- Developer: Lava Lord Games
- Publisher: Self Published
- Designer: Scott Williams
- Platforms: Windows, Java, Linux
- Release: WW: December 31, 2004;
- Genre: Multidirectional shooter
- Modes: Single-player, multiplayer

= Astro Battle =

2004 video game

Astro Battle is a science fiction multidirectional shooter developed and published by American studio Lava Lord Games for Microsoft Windows and Linux. The gameplay focuses on players designing star fighters to fight against other players' ships in an overhead melee.

Development is continuous; New ships and weapons are continuously added, and a sequel to Astro Battle is available for beta testing. The basic gameplay in the sequel remains the same, and adds in-game tutorials, new design tools, a new 3D graphics engine, and support for Linux.

==Gameplay==

The objective of Astro Battle is to destroy other player's ships in multi-player online matches. The game features standard Multi-directional shooter gameplay with several innovations.

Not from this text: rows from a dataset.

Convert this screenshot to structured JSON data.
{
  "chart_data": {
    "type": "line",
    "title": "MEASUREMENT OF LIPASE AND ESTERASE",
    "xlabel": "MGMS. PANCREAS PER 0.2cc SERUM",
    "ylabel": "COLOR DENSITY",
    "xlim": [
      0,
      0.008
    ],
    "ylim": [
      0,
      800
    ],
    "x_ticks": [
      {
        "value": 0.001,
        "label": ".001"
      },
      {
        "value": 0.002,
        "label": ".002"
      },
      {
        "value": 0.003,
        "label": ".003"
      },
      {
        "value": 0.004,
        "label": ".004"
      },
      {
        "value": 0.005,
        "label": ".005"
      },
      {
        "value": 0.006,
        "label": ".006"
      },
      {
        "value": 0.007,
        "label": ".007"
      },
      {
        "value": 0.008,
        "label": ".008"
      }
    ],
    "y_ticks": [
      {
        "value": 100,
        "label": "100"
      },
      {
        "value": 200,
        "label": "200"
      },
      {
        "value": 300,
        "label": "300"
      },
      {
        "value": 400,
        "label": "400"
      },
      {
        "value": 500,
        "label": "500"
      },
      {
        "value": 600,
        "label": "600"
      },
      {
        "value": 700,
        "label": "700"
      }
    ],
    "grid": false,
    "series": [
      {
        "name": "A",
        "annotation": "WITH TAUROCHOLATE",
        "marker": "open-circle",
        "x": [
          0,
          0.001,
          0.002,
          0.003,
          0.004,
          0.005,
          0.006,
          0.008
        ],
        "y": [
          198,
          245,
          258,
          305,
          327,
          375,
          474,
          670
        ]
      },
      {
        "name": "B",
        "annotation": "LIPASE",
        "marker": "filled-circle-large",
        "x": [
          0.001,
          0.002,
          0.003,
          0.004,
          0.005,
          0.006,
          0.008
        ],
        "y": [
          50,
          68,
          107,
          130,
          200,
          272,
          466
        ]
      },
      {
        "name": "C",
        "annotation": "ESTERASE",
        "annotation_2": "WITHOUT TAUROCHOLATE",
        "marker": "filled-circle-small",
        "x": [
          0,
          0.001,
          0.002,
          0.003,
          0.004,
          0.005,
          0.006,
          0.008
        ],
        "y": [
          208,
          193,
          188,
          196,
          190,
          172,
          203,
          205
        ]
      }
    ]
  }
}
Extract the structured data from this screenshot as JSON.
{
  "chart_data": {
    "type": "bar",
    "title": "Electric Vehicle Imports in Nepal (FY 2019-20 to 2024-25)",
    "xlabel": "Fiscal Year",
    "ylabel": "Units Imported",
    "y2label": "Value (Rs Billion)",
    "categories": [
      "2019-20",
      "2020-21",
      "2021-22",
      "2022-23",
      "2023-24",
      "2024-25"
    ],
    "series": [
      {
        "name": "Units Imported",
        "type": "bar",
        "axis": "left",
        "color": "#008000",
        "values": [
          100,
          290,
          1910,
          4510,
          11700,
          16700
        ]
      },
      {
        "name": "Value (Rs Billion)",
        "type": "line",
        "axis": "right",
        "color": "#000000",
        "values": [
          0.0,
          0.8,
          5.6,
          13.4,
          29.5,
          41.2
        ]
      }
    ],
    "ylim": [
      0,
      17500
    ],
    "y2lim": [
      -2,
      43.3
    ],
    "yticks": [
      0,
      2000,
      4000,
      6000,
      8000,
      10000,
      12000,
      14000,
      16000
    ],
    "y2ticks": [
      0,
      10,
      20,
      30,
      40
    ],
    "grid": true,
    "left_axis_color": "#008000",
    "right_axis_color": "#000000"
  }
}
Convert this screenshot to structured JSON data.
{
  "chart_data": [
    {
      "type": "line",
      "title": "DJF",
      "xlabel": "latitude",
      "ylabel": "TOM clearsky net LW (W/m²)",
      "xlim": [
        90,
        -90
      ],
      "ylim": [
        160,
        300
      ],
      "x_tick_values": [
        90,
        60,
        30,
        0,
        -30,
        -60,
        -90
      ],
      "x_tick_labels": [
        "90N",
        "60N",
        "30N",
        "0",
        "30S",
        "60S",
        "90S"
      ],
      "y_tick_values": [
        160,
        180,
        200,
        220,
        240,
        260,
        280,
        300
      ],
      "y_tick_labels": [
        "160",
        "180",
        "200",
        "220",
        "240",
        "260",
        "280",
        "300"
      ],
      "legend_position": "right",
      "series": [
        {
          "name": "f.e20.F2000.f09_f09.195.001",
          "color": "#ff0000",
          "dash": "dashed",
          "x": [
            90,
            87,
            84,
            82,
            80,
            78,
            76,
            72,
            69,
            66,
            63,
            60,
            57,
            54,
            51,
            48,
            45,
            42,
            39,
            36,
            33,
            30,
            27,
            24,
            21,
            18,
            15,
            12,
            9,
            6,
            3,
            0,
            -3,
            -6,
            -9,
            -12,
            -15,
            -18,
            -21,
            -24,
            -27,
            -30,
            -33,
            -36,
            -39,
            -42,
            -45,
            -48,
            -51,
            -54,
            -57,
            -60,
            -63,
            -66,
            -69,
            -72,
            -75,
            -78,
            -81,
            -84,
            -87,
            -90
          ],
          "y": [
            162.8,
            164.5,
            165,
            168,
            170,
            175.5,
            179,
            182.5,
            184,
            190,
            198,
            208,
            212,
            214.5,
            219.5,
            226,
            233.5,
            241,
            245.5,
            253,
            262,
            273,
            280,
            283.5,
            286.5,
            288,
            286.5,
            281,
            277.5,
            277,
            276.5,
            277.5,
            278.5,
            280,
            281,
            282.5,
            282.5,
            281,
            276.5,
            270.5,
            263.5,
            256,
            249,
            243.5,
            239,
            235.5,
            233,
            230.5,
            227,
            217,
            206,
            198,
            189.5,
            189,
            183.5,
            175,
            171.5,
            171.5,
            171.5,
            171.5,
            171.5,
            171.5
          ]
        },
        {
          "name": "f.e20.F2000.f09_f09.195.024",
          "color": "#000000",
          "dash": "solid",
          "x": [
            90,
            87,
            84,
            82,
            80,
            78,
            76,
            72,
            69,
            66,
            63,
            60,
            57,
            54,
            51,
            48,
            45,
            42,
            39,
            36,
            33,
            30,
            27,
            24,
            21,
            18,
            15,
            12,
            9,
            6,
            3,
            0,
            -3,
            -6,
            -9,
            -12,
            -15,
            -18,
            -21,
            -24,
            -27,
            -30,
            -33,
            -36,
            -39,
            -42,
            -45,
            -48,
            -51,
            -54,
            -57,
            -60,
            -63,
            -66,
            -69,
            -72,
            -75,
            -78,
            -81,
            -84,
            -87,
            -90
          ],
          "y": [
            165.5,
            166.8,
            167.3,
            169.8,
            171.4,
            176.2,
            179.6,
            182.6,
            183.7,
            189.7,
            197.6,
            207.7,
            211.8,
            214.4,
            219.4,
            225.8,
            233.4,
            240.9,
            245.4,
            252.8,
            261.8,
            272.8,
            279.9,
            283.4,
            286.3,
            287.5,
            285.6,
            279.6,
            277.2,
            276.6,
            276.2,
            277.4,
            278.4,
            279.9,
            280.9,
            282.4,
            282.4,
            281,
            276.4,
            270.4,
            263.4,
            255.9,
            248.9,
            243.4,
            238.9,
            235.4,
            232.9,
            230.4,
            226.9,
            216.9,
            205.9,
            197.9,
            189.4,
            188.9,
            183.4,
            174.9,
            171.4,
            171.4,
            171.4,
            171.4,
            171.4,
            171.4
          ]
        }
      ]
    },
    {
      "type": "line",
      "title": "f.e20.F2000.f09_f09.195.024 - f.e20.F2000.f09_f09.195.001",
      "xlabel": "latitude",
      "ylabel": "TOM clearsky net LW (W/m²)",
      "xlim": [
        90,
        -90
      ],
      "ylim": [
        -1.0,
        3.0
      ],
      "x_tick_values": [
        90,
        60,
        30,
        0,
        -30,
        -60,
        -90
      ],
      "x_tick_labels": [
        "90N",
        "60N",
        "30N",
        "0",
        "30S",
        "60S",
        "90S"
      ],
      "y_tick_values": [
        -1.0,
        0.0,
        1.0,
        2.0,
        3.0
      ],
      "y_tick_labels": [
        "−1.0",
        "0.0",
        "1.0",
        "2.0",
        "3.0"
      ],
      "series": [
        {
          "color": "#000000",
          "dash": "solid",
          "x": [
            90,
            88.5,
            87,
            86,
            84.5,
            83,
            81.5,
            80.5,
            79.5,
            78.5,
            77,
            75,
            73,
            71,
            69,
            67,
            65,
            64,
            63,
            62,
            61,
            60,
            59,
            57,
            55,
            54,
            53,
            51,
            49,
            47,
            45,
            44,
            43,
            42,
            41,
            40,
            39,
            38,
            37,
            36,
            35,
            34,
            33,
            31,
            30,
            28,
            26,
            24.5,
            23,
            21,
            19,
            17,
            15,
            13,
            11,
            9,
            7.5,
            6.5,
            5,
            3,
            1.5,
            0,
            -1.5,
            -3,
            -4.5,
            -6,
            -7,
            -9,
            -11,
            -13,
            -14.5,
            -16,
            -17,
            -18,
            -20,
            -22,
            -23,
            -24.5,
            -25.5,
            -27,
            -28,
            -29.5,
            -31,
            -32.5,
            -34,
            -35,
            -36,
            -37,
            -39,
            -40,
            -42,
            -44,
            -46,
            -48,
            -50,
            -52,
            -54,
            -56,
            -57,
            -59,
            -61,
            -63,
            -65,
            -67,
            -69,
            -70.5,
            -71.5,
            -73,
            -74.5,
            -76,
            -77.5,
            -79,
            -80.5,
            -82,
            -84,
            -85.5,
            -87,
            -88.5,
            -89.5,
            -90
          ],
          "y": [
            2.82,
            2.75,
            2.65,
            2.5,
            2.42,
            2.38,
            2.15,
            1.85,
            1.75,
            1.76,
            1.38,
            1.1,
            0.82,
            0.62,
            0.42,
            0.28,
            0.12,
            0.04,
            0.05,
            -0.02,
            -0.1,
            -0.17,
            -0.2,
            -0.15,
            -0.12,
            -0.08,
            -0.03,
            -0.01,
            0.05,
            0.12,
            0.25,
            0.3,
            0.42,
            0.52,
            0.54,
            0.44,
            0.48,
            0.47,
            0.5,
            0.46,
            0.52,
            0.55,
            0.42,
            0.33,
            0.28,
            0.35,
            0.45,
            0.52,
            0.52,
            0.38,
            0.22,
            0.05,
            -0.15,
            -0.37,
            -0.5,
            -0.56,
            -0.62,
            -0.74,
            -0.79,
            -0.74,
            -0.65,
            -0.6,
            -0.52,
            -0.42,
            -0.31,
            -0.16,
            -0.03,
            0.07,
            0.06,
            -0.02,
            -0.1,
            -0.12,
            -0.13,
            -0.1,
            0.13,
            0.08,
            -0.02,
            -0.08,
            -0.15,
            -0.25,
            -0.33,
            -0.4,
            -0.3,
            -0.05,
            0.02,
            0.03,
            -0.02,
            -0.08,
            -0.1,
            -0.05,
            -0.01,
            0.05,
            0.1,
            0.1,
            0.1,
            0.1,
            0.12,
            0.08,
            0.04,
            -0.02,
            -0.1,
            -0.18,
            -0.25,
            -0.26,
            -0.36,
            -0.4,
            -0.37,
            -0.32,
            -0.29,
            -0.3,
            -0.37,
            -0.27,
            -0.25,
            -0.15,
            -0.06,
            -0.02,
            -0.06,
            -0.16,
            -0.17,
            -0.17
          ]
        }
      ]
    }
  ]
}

Astro Battle's gameplay deviates from that of traditional Shoot 'em ups in that, rather than provide pre-designed space ships which are then customised by a limited selection of weapons on pre-selected hardpoints, players must design a star fighter in the included ship editor. Astro Battle gives you a large number of parts, including cockpits, trusses, thrusters, guns, batteries and fusion power reactors, each with their own attributes, and the attributes of spacecraft are determined entirely by the modules used in construction and the arrangement of these modules. Each module has a cost and weight associated with it. Weight affects ship speed and manoeuvrability, and no ship may exceed a certain cost.

Players must take these parts and connect them together via set ‘mount points’ on each module to create viable combat craft.

Many modules require player input to be useful. For example, guns and thrusters are useless unless the player can control them, and some parts have special uses: Reserve energy tanks, for example, can be activated by the player. For these to function, the player must 'wire' these modules to control keys so that, for example, a thruster on the left wing will fire when the right key is pressed, or a machine gun will fire when a fire button is pressed.

In battle, the aim is to defeat other players in online matches, flying ships around one of a number of battle arenas. Gameplay in this part of the game is reminiscent of Star Control 2 melee mode. One feature of the game is the ability to destroy individual components of a ship. It's possible, for example, to cause specific thrusters to stop functioning, hindering movement of an enemy ship, or to destroy specific weapons, preventing their use in combat, or to destroy a specific structural element, causing whole parts of the ship to fall off, rendering them inoperable. To score a point as a kill, players must destroy the cockpit or bridge of the opposing ship.

There are many guilds in Astro Battle, each of which is only a loose collection of players interested in playing together. In general, they have little effect on game play for most members. But as more people begin to join of opposing guilds the game play can become quite intense at times.

==Plot==

===Setting===
Astro Battle has a consistent artistic theme, with heavy use of stylized icons. Beyond this consistency, details of the setting or a detailed plot are never established in-game.

==Development==
Astro Battle was released in 2004 by Lava Lord Games and was inspired by Star Control. Initially, the game was released for free trial with an expansion pack allowing for much more powerful ships. Initially, Astro Battle was released as a stand-alone application. In 2007, the game had 18,000 subscribers and work on a sequel began. In 2009, the original was re-released as a web application, accessible from the website. Today, both the original game and the sequel are available for free from the website.

===Expansion and sequels===

An expansion pack was once available which increased the number of points that may be used to buy modules, and added a large number of new modules. Users of the non-expanded game played in the same servers as those with the expansion pack, so the paid users were at a distinct advantage. The online version of Astro Battle 1.08 available on-line comes with the expansion pack included for free. The Astro Battle 2 expansion pack has been withdrawn due to lack of support.

A sequel to Astro Battle is in public beta testing. In the sequel, the basic gameplay remains the same. The changes are more refinements: new in-game tutorials, new design tools, a new a 3d graphics engine, the ship designer will be separated from the game, and a new focus on stability.

==Reception==
PC World considered Astro Battle in their overview of "15 Great Free Game Sites", noting its use of a top-down 2D view.